We first meet the heroine of the piece, the pretty college student/call girl Aki (Takanashi), in a bar in Tokyo. She's doing her best to get off the phone as the guy on the other end, her boyfriend Noriaki (Kase), is jealous and prone to violence. Eventually an older man, her pimp Hiroshi (Denden), sits down beside her and gently tells her to get rid of him, urging her instead to see a client, the retired professor Takashi (Okuno). She protests she wants to pick up her grandmother from the train station but Hiroshi is adamant. However, the visit to the old timer's apartment turns out to be the best thing to happen to Aki…

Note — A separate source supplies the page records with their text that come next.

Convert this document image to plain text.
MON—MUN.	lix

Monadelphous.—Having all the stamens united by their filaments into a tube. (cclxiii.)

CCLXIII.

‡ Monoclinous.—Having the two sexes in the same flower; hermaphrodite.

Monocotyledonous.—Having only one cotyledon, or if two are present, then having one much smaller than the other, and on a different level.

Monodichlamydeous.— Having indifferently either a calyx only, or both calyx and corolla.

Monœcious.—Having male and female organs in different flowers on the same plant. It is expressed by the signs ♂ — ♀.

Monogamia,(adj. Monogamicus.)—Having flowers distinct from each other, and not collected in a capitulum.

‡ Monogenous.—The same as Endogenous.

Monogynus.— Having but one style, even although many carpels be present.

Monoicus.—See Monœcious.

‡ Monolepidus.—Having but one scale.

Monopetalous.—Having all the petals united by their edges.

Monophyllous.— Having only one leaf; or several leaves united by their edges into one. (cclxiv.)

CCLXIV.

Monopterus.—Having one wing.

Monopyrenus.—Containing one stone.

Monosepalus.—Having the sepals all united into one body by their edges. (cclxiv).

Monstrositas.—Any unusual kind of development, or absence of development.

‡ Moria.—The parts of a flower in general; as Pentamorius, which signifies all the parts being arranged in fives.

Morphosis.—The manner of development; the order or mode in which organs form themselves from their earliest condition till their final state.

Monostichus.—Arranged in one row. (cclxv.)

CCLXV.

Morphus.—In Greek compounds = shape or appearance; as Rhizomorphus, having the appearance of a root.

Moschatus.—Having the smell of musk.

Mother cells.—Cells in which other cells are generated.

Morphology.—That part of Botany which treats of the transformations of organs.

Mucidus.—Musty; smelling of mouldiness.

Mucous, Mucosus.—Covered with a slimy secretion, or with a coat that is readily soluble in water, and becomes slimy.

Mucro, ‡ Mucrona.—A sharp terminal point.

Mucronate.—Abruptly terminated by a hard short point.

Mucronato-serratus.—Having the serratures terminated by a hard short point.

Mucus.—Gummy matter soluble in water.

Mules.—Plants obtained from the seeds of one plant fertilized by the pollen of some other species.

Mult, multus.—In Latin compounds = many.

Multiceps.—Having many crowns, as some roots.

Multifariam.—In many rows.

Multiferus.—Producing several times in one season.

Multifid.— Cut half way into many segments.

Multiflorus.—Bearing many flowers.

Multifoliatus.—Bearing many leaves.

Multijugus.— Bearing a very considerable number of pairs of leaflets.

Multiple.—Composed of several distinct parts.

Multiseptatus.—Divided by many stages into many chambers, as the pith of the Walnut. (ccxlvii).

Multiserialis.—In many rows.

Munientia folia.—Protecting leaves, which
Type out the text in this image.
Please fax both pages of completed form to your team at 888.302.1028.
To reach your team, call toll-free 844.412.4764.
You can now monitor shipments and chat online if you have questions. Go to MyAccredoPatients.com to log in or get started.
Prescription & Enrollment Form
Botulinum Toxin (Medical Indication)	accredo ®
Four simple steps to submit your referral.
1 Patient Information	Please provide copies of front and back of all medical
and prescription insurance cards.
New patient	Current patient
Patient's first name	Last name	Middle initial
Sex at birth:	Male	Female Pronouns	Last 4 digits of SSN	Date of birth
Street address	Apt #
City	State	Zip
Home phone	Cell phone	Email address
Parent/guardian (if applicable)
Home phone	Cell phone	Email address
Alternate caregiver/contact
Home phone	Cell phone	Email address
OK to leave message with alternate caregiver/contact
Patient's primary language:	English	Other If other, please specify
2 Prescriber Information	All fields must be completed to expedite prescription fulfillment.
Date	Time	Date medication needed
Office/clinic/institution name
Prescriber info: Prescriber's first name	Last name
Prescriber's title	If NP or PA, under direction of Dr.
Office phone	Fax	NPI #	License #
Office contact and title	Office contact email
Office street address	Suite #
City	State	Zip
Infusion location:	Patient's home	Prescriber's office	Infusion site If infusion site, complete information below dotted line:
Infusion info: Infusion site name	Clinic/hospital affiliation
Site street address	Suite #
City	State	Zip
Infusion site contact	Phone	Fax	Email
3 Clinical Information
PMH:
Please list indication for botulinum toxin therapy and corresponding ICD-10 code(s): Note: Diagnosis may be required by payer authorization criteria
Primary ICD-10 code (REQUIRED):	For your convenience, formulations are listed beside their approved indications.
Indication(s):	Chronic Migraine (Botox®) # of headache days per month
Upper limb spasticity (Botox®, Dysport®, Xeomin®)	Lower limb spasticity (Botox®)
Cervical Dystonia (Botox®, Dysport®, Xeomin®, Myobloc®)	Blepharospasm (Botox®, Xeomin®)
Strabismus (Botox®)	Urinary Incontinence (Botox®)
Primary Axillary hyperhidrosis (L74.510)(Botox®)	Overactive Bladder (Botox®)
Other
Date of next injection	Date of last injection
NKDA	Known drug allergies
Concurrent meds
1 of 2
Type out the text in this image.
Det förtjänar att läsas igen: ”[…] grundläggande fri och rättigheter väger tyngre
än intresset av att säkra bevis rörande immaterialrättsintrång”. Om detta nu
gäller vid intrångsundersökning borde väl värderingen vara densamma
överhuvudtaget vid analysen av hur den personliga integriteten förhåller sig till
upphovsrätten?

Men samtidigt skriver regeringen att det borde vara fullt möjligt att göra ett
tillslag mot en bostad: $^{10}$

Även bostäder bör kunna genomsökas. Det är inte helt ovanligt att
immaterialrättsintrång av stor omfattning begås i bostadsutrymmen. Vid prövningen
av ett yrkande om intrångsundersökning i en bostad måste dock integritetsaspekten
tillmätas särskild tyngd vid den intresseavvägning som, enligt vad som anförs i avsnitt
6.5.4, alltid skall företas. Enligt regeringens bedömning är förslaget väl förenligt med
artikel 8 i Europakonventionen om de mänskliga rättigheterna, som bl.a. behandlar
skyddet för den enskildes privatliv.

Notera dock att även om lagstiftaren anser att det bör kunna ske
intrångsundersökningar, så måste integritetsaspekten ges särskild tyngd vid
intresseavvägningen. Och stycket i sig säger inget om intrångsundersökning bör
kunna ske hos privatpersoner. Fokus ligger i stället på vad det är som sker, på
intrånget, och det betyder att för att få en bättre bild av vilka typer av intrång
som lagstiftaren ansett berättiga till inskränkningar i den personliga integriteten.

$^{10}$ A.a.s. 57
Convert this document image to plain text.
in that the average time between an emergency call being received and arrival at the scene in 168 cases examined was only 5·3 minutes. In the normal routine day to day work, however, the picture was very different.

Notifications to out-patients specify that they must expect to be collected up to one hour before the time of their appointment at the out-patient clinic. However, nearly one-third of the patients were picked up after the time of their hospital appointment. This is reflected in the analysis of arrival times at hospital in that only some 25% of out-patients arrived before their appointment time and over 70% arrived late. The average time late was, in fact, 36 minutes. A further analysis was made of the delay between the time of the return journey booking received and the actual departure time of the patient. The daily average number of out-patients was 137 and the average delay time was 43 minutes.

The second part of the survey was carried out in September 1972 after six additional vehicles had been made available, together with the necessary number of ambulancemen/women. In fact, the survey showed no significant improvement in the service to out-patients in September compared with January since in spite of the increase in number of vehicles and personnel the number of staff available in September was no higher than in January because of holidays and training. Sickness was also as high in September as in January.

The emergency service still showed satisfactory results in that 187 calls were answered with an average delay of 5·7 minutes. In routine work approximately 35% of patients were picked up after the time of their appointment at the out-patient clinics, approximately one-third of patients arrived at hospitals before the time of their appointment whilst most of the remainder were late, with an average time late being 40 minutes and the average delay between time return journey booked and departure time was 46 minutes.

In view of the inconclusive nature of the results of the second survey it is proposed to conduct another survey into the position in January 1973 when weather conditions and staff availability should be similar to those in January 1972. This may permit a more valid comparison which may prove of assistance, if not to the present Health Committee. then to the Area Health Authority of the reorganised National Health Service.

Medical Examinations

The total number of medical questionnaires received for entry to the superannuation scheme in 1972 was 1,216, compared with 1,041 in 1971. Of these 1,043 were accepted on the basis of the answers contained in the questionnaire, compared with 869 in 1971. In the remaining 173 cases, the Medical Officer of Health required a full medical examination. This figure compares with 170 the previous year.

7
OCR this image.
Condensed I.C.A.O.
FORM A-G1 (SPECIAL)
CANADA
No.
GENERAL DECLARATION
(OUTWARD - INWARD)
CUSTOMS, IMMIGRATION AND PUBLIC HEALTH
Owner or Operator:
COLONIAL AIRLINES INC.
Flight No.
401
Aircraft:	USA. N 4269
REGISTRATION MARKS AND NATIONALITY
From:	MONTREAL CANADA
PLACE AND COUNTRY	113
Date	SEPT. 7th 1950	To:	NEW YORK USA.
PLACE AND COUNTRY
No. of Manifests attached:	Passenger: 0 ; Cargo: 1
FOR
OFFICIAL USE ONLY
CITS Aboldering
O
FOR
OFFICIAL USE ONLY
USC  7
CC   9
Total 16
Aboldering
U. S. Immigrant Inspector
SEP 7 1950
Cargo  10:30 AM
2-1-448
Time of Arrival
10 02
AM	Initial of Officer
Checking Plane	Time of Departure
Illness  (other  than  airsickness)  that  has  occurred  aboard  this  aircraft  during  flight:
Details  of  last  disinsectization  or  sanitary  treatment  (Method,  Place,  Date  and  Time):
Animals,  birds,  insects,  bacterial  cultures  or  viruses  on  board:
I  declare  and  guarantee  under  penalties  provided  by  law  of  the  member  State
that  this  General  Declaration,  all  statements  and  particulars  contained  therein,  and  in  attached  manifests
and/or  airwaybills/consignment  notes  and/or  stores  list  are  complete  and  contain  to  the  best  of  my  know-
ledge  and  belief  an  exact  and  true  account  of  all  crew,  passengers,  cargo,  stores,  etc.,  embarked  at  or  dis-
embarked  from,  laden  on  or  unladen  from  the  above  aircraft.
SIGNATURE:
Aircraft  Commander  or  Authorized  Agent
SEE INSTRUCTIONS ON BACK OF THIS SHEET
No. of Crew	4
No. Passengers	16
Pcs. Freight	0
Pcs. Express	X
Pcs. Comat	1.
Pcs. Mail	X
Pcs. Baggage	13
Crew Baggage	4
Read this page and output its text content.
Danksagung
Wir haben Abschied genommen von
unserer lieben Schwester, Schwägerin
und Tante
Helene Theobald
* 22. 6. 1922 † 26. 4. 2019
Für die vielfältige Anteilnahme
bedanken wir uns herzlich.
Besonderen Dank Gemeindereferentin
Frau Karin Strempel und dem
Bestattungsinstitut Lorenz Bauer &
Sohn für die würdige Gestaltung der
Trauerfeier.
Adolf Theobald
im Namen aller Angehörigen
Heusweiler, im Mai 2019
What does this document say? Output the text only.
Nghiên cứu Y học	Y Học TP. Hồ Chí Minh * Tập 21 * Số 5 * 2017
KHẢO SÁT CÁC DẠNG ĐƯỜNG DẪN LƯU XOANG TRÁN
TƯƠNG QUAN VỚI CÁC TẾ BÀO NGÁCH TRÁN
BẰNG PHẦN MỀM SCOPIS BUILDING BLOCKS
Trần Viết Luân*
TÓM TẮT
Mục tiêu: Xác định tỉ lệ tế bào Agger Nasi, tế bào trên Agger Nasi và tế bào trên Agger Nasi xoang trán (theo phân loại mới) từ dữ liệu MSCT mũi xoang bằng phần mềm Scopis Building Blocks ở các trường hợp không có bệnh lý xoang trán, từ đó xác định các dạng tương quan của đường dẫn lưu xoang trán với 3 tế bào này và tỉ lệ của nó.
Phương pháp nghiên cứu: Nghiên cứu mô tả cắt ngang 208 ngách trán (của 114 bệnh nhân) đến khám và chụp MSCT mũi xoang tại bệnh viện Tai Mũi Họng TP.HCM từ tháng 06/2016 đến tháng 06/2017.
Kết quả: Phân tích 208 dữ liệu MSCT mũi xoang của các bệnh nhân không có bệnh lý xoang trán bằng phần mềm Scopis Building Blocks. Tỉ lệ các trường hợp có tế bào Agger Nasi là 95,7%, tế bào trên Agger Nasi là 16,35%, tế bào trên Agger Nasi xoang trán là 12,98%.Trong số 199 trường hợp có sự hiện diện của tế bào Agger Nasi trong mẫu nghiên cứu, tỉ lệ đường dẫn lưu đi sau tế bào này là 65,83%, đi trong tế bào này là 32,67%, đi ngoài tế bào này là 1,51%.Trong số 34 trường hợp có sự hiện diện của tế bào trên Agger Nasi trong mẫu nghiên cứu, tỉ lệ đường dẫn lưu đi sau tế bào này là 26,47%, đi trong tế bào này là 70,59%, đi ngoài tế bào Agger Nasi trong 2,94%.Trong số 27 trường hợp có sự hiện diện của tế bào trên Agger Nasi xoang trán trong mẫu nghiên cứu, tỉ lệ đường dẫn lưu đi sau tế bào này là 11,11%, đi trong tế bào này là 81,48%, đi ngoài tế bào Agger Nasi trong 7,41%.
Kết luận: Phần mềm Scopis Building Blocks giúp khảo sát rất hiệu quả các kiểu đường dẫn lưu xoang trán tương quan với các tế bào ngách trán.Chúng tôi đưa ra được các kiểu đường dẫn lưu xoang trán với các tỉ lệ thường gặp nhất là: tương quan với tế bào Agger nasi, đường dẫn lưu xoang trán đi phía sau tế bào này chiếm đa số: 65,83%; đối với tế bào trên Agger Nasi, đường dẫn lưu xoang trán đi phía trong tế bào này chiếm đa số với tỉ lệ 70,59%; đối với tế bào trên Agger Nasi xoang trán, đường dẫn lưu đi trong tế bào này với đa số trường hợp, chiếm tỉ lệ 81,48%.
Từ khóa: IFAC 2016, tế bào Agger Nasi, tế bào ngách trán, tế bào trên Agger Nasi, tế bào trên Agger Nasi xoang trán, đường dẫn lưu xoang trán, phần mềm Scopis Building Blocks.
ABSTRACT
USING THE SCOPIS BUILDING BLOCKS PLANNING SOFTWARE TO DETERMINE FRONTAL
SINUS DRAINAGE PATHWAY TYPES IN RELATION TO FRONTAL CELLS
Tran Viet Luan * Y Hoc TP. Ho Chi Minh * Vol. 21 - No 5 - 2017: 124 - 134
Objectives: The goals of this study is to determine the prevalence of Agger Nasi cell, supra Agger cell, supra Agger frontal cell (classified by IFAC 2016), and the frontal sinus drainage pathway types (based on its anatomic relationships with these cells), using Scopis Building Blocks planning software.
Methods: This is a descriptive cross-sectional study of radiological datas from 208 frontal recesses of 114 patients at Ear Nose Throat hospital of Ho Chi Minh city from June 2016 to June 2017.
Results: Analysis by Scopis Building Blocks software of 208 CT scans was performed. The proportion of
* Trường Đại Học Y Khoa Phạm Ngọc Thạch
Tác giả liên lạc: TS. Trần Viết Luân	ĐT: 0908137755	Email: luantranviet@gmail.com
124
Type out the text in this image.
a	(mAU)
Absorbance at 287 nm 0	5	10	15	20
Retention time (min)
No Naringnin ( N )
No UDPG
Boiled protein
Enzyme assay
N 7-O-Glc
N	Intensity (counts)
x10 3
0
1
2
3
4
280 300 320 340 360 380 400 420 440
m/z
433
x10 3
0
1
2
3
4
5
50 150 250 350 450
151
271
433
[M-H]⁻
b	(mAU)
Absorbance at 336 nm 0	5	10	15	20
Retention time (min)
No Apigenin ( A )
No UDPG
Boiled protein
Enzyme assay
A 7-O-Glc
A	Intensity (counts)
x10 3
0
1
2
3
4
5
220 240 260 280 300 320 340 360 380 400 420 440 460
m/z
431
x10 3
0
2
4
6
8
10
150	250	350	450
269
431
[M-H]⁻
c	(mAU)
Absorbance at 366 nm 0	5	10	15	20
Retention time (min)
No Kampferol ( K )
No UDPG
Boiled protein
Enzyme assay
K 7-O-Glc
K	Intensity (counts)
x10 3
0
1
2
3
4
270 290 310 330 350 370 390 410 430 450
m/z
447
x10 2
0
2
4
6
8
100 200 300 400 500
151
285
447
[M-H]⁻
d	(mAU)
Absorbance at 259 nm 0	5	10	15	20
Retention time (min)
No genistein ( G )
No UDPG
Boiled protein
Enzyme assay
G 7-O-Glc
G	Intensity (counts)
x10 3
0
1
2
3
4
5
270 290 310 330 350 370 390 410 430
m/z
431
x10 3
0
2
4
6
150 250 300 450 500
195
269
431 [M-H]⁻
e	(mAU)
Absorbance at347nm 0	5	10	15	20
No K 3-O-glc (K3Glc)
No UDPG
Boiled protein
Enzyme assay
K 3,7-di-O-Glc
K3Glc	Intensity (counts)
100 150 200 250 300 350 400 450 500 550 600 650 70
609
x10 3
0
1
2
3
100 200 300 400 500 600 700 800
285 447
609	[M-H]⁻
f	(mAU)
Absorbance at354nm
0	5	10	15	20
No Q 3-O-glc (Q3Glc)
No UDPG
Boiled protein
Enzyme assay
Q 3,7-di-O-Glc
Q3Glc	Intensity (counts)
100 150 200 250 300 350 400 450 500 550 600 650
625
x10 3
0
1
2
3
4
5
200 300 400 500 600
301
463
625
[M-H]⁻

What we have here is a series of lengthy scenes - the bar, the taxi ride, Takashi's apartment, his car, etc - where nothing of note happens. Aki talks about her boyfriend, listens to the seven messages on her phone, talks about a painting and on and on. Abbas Kiarostami's lack of dramatic action might be his style but he pushes the limits of patience here; the dialogue isn't exactly akin to other writer-directors who like the sound of their own words - Tarantino and Linklater - as conversations here are prone to meandering and tangents. In trying to mimic real conversation, Kiarostami's ear is exceptional, but dialogue has to move the story forward. Things pick up when Takashi drops Aki off at college and runs into the passive-aggressive Noriaki, who has some old-fashioned ideas about marriage. Then we're back to rambles and digressions again.
I don't think we're asked to care or root for the characters here, which is fine, but they have to be interesting. Like Someone In Love could have been a short film and a short one at that.